Nós não discutimos isso com a Autoeuropa. Nós apresentamos isso com humildade a todos os clientes. A parte da digitalização e da robotização é incontornável e, portanto, isso faz parte, é básico. Mas repare, este ano, as vendas da indústria automóvel de componentes em Portugal tem crescido 20%. Significa que estamos quer em novos modelos que estão a ser produzidos, quer nos antigos. Esta é uma discussão que fazemos todos os dias entre nós, porque quando o cliente vem ter connosco, não vem perguntar o que é que eu penso do futuro. Vem-me dizer assim: é capaz de fazer isto?
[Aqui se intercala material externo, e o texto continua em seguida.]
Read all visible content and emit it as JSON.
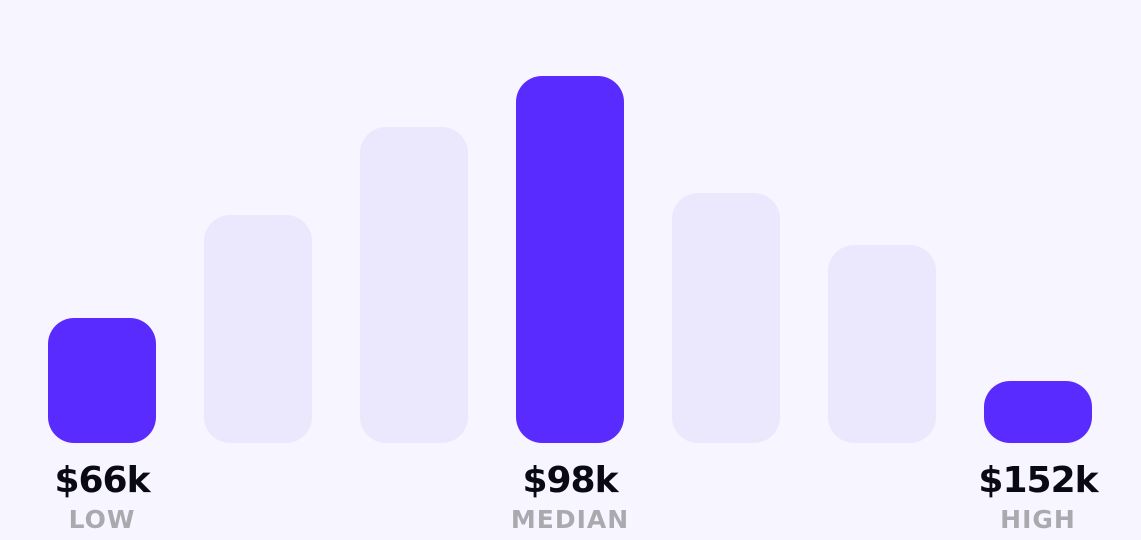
{
  "chart_data": {
    "type": "bar",
    "title": "",
    "xlabel": "",
    "ylabel": "",
    "ylim": [
      0,
      1
    ],
    "grid": false,
    "values_relative": [
      0.34,
      0.62,
      0.86,
      1.0,
      0.68,
      0.54,
      0.17
    ],
    "highlighted": [
      true,
      false,
      false,
      true,
      false,
      false,
      true
    ],
    "annotations": [
      {
        "bar": 0,
        "value": "$66k",
        "label": "LOW"
      },
      {
        "bar": 3,
        "value": "$98k",
        "label": "MEDIAN"
      },
      {
        "bar": 6,
        "value": "$152k",
        "label": "HIGH"
      }
    ],
    "colors": {
      "highlight": "#5a2bff",
      "muted": "#ebe8fd",
      "background": "#f7f5ff",
      "value_text": "#0a0a14",
      "label_text": "#a9a9ae"
    }
  }
}
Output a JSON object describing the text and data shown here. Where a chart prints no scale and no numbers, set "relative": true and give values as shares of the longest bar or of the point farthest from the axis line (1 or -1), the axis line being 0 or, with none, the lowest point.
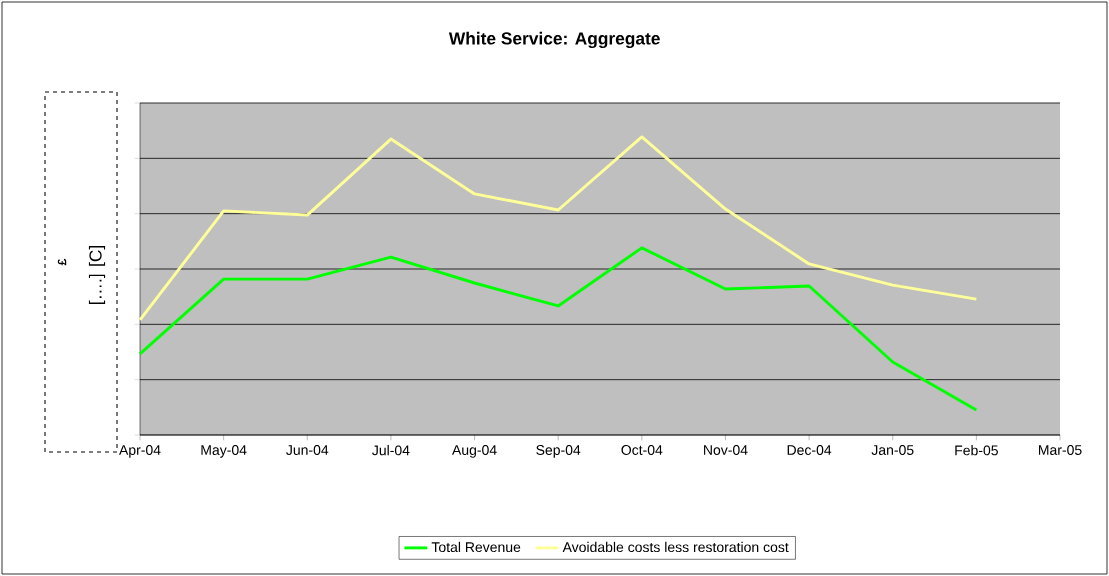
{
  "chart_data": {
    "type": "line",
    "title": "White Service: Aggregate",
    "annotations": [
      "£",
      "[….] [C]"
    ],
    "categories": [
      "Apr-04",
      "May-04",
      "Jun-04",
      "Jul-04",
      "Aug-04",
      "Sep-04",
      "Oct-04",
      "Nov-04",
      "Dec-04",
      "Jan-05",
      "Feb-05",
      "Mar-05"
    ],
    "relative": true,
    "grid": "y",
    "legend": "bottom",
    "series": [
      {
        "name": "Total Revenue",
        "color": "#00ff00",
        "values": [
          0.272,
          0.523,
          0.523,
          0.597,
          0.51,
          0.433,
          0.628,
          0.49,
          0.5,
          0.245,
          0.084,
          null
        ]
      },
      {
        "name": "Avoidable costs less restoration cost",
        "color": "#ffff99",
        "values": [
          0.386,
          0.752,
          0.738,
          0.993,
          0.809,
          0.755,
          1.0,
          0.758,
          0.574,
          0.503,
          0.456,
          null
        ]
      }
    ]
  }
}
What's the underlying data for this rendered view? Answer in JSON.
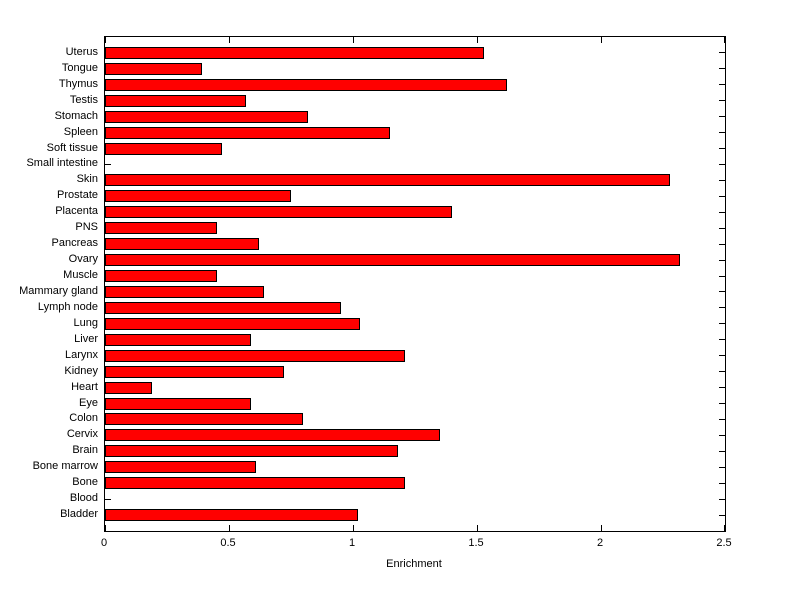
{
  "chart_data": {
    "type": "bar",
    "orientation": "horizontal",
    "title": "",
    "xlabel": "Enrichment",
    "ylabel": "",
    "xlim": [
      0,
      2.5
    ],
    "xticks": [
      0,
      0.5,
      1,
      1.5,
      2,
      2.5
    ],
    "xtick_labels": [
      "0",
      "0.5",
      "1",
      "1.5",
      "2",
      "2.5"
    ],
    "grid": false,
    "legend": false,
    "bar_color": "#ff0000",
    "bar_edge_color": "#000000",
    "categories": [
      "Uterus",
      "Tongue",
      "Thymus",
      "Testis",
      "Stomach",
      "Spleen",
      "Soft tissue",
      "Small intestine",
      "Skin",
      "Prostate",
      "Placenta",
      "PNS",
      "Pancreas",
      "Ovary",
      "Muscle",
      "Mammary gland",
      "Lymph node",
      "Lung",
      "Liver",
      "Larynx",
      "Kidney",
      "Heart",
      "Eye",
      "Colon",
      "Cervix",
      "Brain",
      "Bone marrow",
      "Bone",
      "Blood",
      "Bladder"
    ],
    "values": [
      1.53,
      0.39,
      1.62,
      0.57,
      0.82,
      1.15,
      0.47,
      0,
      2.28,
      0.75,
      1.4,
      0.45,
      0.62,
      2.32,
      0.45,
      0.64,
      0.95,
      1.03,
      0.59,
      1.21,
      0.72,
      0.19,
      0.59,
      0.8,
      1.35,
      1.18,
      0.61,
      1.21,
      0,
      1.02
    ]
  }
}
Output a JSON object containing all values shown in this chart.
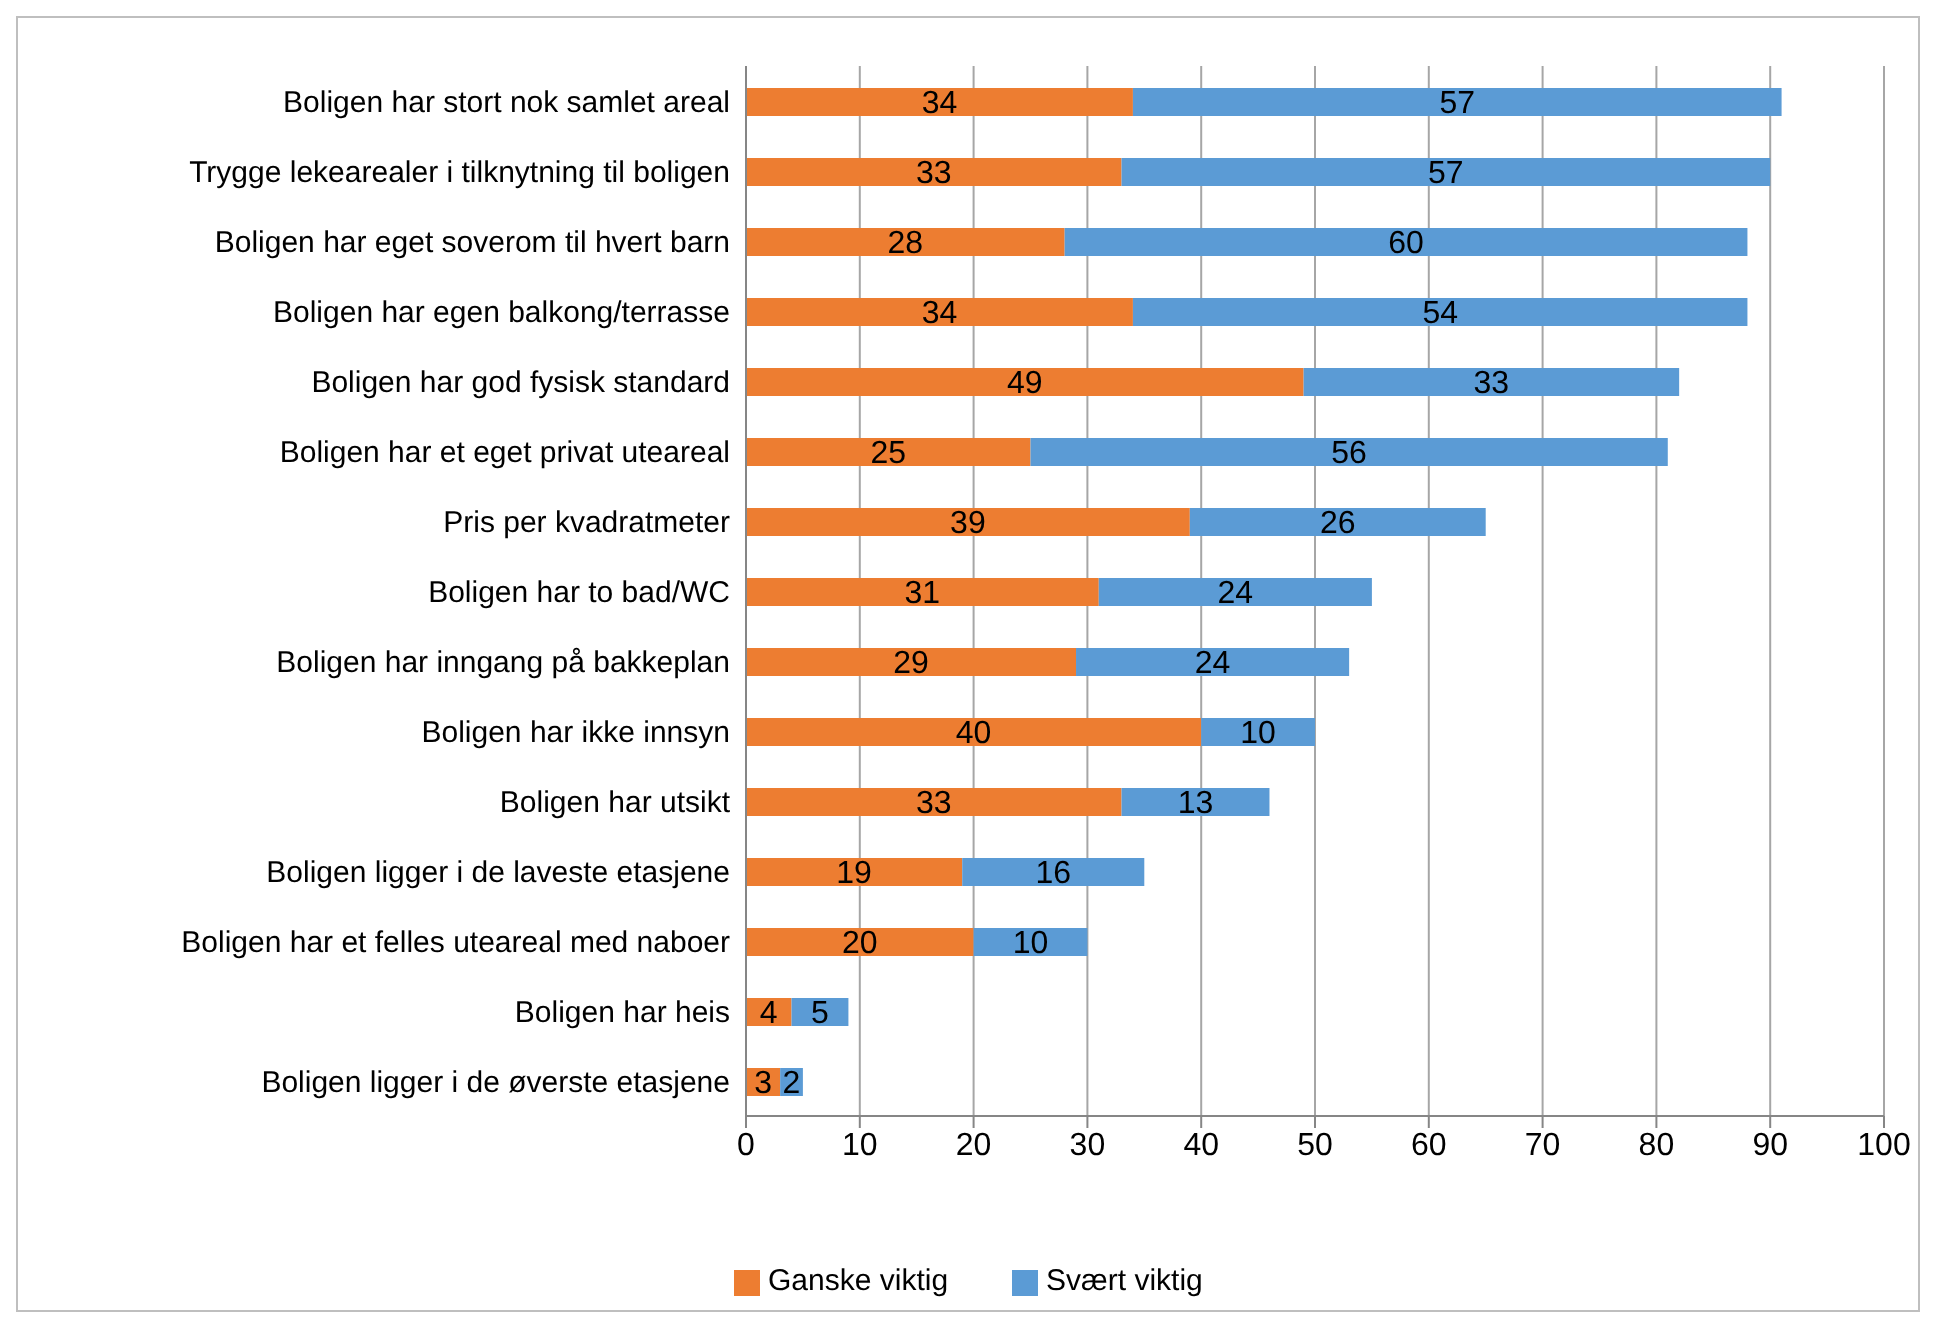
{
  "chart_data": {
    "type": "bar",
    "orientation": "horizontal",
    "stacked": true,
    "categories": [
      "Boligen har stort nok samlet areal",
      "Trygge lekearealer i tilknytning til boligen",
      "Boligen har eget soverom til hvert barn",
      "Boligen har egen balkong/terrasse",
      "Boligen har god fysisk standard",
      "Boligen har et eget privat uteareal",
      "Pris per kvadratmeter",
      "Boligen har to bad/WC",
      "Boligen har inngang på bakkeplan",
      "Boligen har ikke innsyn",
      "Boligen har utsikt",
      "Boligen ligger i de laveste etasjene",
      "Boligen har et felles uteareal med naboer",
      "Boligen har heis",
      "Boligen ligger i de øverste etasjene"
    ],
    "series": [
      {
        "name": "Ganske viktig",
        "color": "#ed7d31",
        "values": [
          34,
          33,
          28,
          34,
          49,
          25,
          39,
          31,
          29,
          40,
          33,
          19,
          20,
          4,
          3
        ]
      },
      {
        "name": "Svært viktig",
        "color": "#5b9bd5",
        "values": [
          57,
          57,
          60,
          54,
          33,
          56,
          26,
          24,
          24,
          10,
          13,
          16,
          10,
          5,
          2
        ]
      }
    ],
    "xlim": [
      0,
      100
    ],
    "xticks": [
      0,
      10,
      20,
      30,
      40,
      50,
      60,
      70,
      80,
      90,
      100
    ],
    "grid": "x",
    "legend": "bottom left",
    "data_labels": true
  }
}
E eu tenho de dizer que sou capaz e tenho competências internas para o fazer. Quer dizer, nós somos capazes de dizer que o futuro vai ter novas peças, com novas tecnologias, com novos materiais, que vai desde a estrutura ao software e nós somos capazes de produzir.
Há o perigo de, na espuma dos dias, a tecnologia substituir a mão-de-obra humana? Tem acautelado esta questão?
A intensidade de mão-de-obra é uma coisa que já abandonámos há algum tempo, porque se quisermos estar nas cadeias de valor neste processo, temos de vencer pela tecnologia, temos de ser competitivos a trazer a tecnologia. A questão é que temos 63 mil trabalhadores em 350 empresas na indústria automóvel e o nível de qualificação deles é muito mais alto do que o normal, porque há uma necessidade permanente de formação, de capacitação dos trabalhadores.
E há uma ameaça da fuga…
É evidente que se tivermos uma empresa ali ao lado que reconheça estas capacidades, provavelmente vem buscar pessoas. Portanto, esta necessidade da permanente formação é importante. E não se tem demonstrado que nós temos diminuído o número de trabalhadores. Há tarefas que serão substituídas, mas temos de criar também outras, outros trabalhos, outras necessidades internas para novos trabalhadores.
Tem falado frequentemente da questão da oportunidade. Acredita mesmo que todas as dificuldades geram oportunidades?
Acredito seriamente nisso. Nem é a palavra resiliência, mas a indústria automóvel tem demonstrado esta capacidade de se reinventar. Há bem pouco tempo eu estava muito preocupado em saber se tínhamos capacidade para estar no novo produto do automóvel. Saber se éramos capazes de responder aos desafios do novo produto. E o que é verdade é esta resposta do crescimento das exportações e das vendas em Portugal… no ano passado crescemos para 13 B [mil milhões de euros] de faturação. O que representou? Um aumento de 14% nas vendas. Foi um recorde. E este ano também estamos a crescer a dois dígitos.